- Film poster
- Directed by: James Toback
- Written by: James Toback
- Produced by: Michael Mailer Alec Baldwin James Toback Morris S. Levy Alan Helene Neil Schneider Larry Herbert
- Cinematography: Ruben Sluijter
- Edited by: Aaron Yanes
- Production company: HanWay Films
- Distributed by: HBO Documentary Films
- Release dates: May 20, 2013 (Cannes); October 28, 2013 (United States);
- Running time: 98 minutes
- Country: United States
- Language: English

= Seduced and Abandoned (2013 film) =

Seduced and Abandoned is a 2013 American documentary film directed by James Toback. The film details the journey of Toback and actor Alec Baldwin, as they try to sell a film concept at the Cannes Film Festival in 2012. Taking part in several pitch sessions with producers as well as interviews with directors and actors, the duo explore the film production aspect of film financing. The film premiered at the festival a year later on May 20, 2013.

==Cast==
- Ryan Gosling
- Jessica Chastain
- Diane Kruger
- Martin Scorsese
- Alec Baldwin
- James Caan
- Roman Polanski
- Francis Ford Coppola
- Bérénice Bejo
- Bernardo Bertolucci
- Jeremy Thomas
- Ben Schneider
- Thorsten Schumacher
- Taki Theodoracopulos

==Production==
After discussing a film idea for quite some time, actor Alec Baldwin and writer/director James Toback decided to go to the 2012 Cannes Film Festival and document their search for investors. During their time at Cannes, Baldwin and Toback interviewed many high-profile figures in the film industry. "I knew all the directors I approached," said Toback. "I was pretty friendly with a few of them. Alec wanted those particular directors. Ryan Gosling was his idea. I've known Jessica Chastain for several years, and she was my idea. I hadn't thought about Diane Kruger before, but then we ran into her in the lobby of the Carlton Hotel [in Cannes, France]."

==Release and reception==
Seduced and Abandoned premiered in the Special Screenings section of the 2013 Cannes Film Festival on May 20, 2013. A week prior to its premiere at the festival, the North American rights to the film were acquired by HBO Films. It later aired on HBO on October 28, 2013, and was given a cinematic release in the United Kingdom on November 8, 2013.

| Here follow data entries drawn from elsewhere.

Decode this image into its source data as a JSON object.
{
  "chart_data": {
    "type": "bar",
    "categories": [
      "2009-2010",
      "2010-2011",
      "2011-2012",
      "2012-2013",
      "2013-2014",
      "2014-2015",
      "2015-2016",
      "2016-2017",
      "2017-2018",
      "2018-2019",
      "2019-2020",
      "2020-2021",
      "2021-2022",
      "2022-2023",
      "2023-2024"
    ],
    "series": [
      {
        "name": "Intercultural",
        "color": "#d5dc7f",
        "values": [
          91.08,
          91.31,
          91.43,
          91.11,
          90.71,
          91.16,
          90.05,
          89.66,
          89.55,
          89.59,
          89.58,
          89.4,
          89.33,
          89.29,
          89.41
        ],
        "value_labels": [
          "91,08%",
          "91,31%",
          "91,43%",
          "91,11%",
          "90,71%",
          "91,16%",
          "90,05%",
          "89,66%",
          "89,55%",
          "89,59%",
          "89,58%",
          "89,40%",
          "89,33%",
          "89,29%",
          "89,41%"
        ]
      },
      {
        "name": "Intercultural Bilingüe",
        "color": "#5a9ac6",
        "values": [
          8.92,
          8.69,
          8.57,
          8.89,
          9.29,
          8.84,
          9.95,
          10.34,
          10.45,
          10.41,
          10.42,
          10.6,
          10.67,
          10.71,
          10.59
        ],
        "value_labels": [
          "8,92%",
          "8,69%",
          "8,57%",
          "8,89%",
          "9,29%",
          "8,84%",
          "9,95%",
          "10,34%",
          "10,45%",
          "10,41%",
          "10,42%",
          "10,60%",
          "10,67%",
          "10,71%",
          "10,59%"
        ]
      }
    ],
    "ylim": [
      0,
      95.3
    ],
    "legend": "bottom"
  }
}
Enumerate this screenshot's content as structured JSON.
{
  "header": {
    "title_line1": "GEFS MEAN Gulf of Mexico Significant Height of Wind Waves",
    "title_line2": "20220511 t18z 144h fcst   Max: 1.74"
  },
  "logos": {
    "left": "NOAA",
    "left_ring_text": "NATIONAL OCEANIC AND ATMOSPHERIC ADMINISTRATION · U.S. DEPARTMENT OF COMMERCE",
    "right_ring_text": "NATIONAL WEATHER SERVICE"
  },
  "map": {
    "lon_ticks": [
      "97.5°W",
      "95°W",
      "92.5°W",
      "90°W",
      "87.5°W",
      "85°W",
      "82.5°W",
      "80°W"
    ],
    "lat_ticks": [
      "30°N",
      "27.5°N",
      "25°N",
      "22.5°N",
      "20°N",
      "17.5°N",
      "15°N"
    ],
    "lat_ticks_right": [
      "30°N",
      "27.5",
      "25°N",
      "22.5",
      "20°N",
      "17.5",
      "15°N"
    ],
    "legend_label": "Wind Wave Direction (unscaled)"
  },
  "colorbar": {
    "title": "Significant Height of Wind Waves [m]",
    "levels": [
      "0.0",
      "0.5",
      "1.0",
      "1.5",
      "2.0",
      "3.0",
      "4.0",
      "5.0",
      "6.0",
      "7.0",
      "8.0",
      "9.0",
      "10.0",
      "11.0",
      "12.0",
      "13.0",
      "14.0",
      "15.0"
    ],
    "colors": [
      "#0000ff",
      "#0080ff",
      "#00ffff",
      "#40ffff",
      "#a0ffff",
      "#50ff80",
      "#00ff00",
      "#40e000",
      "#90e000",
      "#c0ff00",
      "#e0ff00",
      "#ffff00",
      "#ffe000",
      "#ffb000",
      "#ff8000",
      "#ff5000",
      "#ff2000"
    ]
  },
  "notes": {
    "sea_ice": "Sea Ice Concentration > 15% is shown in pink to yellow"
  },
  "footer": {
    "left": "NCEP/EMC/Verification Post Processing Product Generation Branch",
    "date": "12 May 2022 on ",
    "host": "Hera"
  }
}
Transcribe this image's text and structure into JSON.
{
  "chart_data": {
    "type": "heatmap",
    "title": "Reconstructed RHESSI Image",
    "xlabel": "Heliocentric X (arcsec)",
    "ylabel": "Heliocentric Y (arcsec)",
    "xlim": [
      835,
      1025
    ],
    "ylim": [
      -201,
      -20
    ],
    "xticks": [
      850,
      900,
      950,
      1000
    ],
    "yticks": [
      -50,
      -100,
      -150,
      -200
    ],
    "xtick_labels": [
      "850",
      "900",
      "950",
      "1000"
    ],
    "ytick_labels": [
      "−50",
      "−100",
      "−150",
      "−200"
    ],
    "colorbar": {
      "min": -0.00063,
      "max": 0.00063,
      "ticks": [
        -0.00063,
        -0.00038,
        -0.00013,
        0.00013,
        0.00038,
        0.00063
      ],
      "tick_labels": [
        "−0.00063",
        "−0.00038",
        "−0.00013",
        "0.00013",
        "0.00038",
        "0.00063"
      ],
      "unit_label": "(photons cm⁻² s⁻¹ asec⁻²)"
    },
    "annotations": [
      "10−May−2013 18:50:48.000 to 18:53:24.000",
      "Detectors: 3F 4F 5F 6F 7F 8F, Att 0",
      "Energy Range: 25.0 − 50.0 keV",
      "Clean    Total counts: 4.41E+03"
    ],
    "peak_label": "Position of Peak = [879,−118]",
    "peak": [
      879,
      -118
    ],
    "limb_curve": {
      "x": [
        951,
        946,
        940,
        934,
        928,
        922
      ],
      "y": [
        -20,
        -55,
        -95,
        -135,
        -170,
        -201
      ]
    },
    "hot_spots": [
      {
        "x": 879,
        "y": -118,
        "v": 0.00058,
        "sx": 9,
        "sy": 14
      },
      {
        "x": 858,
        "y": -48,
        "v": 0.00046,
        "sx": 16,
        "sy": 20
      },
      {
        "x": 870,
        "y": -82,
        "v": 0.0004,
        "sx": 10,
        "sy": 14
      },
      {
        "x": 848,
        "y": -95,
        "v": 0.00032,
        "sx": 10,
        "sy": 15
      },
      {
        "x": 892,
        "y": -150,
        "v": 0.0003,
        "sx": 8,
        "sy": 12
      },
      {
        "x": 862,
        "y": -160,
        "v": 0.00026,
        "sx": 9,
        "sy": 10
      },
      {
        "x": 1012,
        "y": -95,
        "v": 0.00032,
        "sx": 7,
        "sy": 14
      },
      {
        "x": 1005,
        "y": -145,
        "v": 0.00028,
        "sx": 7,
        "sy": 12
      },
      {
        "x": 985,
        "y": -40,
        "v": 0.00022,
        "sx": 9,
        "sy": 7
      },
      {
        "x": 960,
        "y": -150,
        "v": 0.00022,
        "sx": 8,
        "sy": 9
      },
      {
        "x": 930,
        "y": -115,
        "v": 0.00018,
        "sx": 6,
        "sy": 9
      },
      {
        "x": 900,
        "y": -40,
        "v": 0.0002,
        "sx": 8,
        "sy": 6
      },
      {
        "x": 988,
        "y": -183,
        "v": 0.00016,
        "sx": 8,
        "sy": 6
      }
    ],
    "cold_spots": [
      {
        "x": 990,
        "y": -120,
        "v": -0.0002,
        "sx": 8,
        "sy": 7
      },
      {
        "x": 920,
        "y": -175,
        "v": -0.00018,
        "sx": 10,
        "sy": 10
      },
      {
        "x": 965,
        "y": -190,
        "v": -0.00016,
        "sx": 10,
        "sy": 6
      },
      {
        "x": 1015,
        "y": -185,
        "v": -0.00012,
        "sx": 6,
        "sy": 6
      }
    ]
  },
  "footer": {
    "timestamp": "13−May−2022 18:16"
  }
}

The film received positive feedback from critics. Review aggregation website Rotten Tomatoes gives the film a score of 86% based on reviews from 22 critics, with a rating average of seven out of 10. Metacritic, which assigns a weighted average score out of 100 to reviews from mainstream critics, reports the film with two different scores. When combined, the film has a score of 74 based on 19 reviews.

Stephen Holden of The New York Times gave the film a positive review, calling the film "the year’s most entertaining put-on." Holden described it as a film that "rambles entertainingly from topic to topic. [...] There is hardly a dull moment." Hank Stuever of The Washington Post called the film "a fun, larky travel essay and commentary on the film biz, an exquisite wallow in the most rarefied sort of first-world problems." Conversely, David Hinkley of New York Daily News gave the film a negative review, stating, "In a perfect world, Seduced and Abandoned might have told us why it's so hard for grownups to find anything they want to see at the movies these days. Alas, while it flirts with that question and answer, in the end it plays a little too much like a home movie for the film industry."